A National Nurses United member discussed how Trump’s Medicaid cuts affected her facility, Stroger/Cook County Hospital. It receives just over half of its revenue from Medicaid patients, and the Trump-GOP “big beautiful bill” last July cut Medicaid by $900 billion nationwide over a decade. The money will go “for tax cuts for the rich,” she said.
The U.S. health care system “is already in dire straits,” she warned. “We are unable to give patients the care they deserve in a system that’s run for profit. These Medicaid cuts will have staggering consequences,” she predicted. That’s why the NNU members will be marching on May Day, she said.
“We need to make sure that our voices are being heard, that we’re not shopping, that we’re not going to work, that we’re not going to school—that people understand that when we withhold our labor, we can make an impact” said Alderman Jesse Fuentes of the 26th Ward.
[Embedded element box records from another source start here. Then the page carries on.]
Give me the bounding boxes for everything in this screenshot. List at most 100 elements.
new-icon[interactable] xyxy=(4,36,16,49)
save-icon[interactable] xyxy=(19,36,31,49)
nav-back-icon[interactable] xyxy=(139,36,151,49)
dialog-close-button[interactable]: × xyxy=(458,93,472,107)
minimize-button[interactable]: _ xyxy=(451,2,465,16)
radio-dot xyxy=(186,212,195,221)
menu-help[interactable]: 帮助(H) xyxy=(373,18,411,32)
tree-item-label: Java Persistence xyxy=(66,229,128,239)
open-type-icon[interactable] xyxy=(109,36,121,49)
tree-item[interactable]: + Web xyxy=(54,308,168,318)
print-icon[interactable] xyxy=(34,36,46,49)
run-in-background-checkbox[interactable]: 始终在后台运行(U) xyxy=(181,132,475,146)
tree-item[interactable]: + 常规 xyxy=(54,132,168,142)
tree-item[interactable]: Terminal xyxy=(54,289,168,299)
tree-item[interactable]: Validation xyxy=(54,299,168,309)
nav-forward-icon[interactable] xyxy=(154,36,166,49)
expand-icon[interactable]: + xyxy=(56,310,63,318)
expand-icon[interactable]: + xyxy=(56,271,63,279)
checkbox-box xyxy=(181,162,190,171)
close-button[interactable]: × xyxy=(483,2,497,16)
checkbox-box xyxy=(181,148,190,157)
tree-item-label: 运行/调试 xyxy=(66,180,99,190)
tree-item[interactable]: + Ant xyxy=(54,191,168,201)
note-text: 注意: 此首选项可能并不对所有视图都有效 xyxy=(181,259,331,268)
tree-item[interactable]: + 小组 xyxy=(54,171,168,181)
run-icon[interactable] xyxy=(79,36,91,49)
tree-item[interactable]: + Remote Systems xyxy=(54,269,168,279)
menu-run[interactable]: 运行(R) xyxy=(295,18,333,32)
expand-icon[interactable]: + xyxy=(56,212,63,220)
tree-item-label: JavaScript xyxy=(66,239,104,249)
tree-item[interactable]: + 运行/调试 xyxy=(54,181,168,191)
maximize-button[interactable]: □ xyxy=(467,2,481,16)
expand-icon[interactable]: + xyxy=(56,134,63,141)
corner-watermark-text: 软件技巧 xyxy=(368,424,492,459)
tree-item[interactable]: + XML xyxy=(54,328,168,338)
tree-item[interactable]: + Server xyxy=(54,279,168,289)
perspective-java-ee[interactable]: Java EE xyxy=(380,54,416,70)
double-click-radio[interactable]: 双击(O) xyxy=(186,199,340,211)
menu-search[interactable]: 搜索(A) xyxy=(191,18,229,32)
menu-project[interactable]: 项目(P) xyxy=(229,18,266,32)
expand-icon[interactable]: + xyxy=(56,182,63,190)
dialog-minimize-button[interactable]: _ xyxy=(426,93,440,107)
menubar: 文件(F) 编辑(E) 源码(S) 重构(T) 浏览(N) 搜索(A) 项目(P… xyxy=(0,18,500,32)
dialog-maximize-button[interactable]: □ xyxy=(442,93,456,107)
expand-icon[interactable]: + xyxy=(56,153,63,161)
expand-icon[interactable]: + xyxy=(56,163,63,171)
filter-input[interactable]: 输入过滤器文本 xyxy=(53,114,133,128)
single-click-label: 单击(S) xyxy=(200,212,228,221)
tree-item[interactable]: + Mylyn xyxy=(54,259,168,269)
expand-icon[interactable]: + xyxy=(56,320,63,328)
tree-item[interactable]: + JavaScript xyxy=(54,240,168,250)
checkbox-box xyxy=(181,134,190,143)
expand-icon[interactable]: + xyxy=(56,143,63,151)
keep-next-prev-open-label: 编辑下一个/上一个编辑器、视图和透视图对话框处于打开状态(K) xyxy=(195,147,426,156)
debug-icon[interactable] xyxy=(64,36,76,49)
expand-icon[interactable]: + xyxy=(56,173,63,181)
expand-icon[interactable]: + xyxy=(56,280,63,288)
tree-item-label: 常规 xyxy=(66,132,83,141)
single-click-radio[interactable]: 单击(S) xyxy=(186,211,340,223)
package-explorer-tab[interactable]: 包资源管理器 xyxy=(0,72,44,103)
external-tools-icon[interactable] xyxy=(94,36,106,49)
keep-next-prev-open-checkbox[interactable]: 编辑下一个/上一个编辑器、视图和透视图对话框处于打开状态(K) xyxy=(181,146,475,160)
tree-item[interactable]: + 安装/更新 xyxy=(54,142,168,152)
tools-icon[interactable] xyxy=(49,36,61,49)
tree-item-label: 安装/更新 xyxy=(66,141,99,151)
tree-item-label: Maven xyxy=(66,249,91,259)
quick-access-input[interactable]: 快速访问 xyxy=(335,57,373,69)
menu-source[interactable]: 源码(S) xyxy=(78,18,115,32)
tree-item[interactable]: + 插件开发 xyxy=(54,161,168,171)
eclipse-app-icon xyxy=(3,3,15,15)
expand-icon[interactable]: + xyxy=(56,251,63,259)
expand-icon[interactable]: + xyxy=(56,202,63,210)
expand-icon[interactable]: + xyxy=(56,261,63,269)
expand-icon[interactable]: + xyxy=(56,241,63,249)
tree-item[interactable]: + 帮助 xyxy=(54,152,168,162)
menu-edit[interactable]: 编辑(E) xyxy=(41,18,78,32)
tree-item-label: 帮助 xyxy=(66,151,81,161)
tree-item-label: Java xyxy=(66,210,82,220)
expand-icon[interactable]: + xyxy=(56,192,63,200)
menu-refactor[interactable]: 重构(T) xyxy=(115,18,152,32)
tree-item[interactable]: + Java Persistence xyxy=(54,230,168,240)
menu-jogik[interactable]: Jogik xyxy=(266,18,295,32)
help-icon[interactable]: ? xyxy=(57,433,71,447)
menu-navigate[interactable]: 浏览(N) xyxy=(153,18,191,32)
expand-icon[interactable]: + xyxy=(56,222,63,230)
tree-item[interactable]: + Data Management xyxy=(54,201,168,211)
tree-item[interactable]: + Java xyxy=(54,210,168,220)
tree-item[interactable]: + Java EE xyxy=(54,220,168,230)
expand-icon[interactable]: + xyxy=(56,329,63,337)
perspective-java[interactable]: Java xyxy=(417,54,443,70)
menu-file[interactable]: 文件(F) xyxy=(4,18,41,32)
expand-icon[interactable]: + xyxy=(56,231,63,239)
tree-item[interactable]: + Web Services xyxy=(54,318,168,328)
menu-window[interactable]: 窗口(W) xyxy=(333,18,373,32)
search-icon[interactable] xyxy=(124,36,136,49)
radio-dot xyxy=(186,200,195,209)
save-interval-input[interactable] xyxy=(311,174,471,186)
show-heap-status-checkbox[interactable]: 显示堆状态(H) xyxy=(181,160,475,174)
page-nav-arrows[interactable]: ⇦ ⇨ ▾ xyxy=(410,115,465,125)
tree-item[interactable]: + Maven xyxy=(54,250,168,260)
“Millionaires and billionaires don’t keep the world turning,” he said in a reference to Trump’s corporate backers. “We do. And May Day is also an opportunity to show that ICE can no longer terrorize our communities.”
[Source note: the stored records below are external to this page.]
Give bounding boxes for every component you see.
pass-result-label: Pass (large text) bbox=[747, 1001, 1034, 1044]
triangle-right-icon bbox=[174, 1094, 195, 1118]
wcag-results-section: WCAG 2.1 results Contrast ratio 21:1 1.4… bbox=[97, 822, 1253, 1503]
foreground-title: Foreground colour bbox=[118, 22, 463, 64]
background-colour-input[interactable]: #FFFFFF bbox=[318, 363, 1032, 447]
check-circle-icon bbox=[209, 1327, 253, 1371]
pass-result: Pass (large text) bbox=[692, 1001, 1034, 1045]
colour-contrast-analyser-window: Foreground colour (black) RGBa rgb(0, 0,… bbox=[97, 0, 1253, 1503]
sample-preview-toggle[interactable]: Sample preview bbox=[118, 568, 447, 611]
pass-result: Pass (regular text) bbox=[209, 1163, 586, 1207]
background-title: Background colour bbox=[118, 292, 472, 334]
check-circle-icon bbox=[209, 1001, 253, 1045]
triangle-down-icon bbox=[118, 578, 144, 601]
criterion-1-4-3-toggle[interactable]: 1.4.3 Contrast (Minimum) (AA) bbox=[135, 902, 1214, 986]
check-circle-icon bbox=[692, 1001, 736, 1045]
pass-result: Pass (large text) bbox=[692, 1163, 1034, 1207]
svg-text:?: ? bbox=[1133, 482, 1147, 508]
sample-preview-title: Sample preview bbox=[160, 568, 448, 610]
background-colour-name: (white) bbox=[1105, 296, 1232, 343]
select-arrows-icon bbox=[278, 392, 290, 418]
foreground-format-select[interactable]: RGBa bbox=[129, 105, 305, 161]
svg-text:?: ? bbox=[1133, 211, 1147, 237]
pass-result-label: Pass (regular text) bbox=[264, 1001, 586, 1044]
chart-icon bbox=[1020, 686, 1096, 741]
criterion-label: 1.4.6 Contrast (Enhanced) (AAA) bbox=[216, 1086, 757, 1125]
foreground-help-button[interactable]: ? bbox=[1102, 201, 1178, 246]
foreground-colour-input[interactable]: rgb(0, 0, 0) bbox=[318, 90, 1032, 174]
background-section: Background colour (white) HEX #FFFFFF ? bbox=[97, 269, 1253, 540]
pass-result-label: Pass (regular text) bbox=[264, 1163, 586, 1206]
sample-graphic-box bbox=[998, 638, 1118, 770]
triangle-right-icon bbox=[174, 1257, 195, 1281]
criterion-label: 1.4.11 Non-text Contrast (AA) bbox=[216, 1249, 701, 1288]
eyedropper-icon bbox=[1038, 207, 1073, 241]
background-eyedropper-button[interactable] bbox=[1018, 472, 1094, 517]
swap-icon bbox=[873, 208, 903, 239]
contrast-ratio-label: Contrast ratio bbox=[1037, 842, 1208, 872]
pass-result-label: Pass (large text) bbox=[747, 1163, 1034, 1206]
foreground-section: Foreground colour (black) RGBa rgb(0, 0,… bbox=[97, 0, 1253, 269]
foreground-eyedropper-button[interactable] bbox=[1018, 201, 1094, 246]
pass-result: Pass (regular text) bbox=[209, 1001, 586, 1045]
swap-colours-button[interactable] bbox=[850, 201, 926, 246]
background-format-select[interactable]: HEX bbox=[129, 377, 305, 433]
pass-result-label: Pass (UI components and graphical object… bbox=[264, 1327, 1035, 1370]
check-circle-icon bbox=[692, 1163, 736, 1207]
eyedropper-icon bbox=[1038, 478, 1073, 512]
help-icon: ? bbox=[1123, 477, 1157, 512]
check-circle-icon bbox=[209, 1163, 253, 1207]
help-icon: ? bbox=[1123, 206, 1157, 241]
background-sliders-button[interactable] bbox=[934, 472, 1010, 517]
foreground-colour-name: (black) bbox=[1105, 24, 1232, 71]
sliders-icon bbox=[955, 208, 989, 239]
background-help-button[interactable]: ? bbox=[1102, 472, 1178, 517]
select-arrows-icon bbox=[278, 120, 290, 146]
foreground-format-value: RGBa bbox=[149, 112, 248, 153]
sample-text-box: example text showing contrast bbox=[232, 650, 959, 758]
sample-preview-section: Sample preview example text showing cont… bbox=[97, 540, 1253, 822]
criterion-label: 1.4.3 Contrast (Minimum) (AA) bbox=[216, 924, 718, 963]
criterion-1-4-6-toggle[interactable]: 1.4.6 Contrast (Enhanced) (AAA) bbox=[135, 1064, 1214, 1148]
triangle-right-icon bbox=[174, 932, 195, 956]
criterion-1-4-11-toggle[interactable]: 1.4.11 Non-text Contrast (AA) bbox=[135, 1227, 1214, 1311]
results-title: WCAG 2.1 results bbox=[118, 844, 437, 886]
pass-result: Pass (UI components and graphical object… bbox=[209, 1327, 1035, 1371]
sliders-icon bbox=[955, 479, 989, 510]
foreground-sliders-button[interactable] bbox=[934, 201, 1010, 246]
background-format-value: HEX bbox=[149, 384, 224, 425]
Democratic U.S. Rep. Delia Ramirez of Chicago called May Day “a perfect opportunity to say ‘No work, no school, no shopping.’ When we mobilize and organize, we can make sure every single elected official across the country hears from us directly. We need to do everything in our power to protect ourselves and to protect our communities, whether it is protection from ICE, protection from war, or protection from billionaires.”
“The history of May Day is alive today,” added State Rep. Lilian Jimenez, D-4th District. Chicago workers founded May Day in 1886, but Jiminez, like others, took this year’s observance beyond workers’ issues.
“May Day is anti-war,” Jiminez declared. “May Day is anti-genocide. May Day is pro-worker.”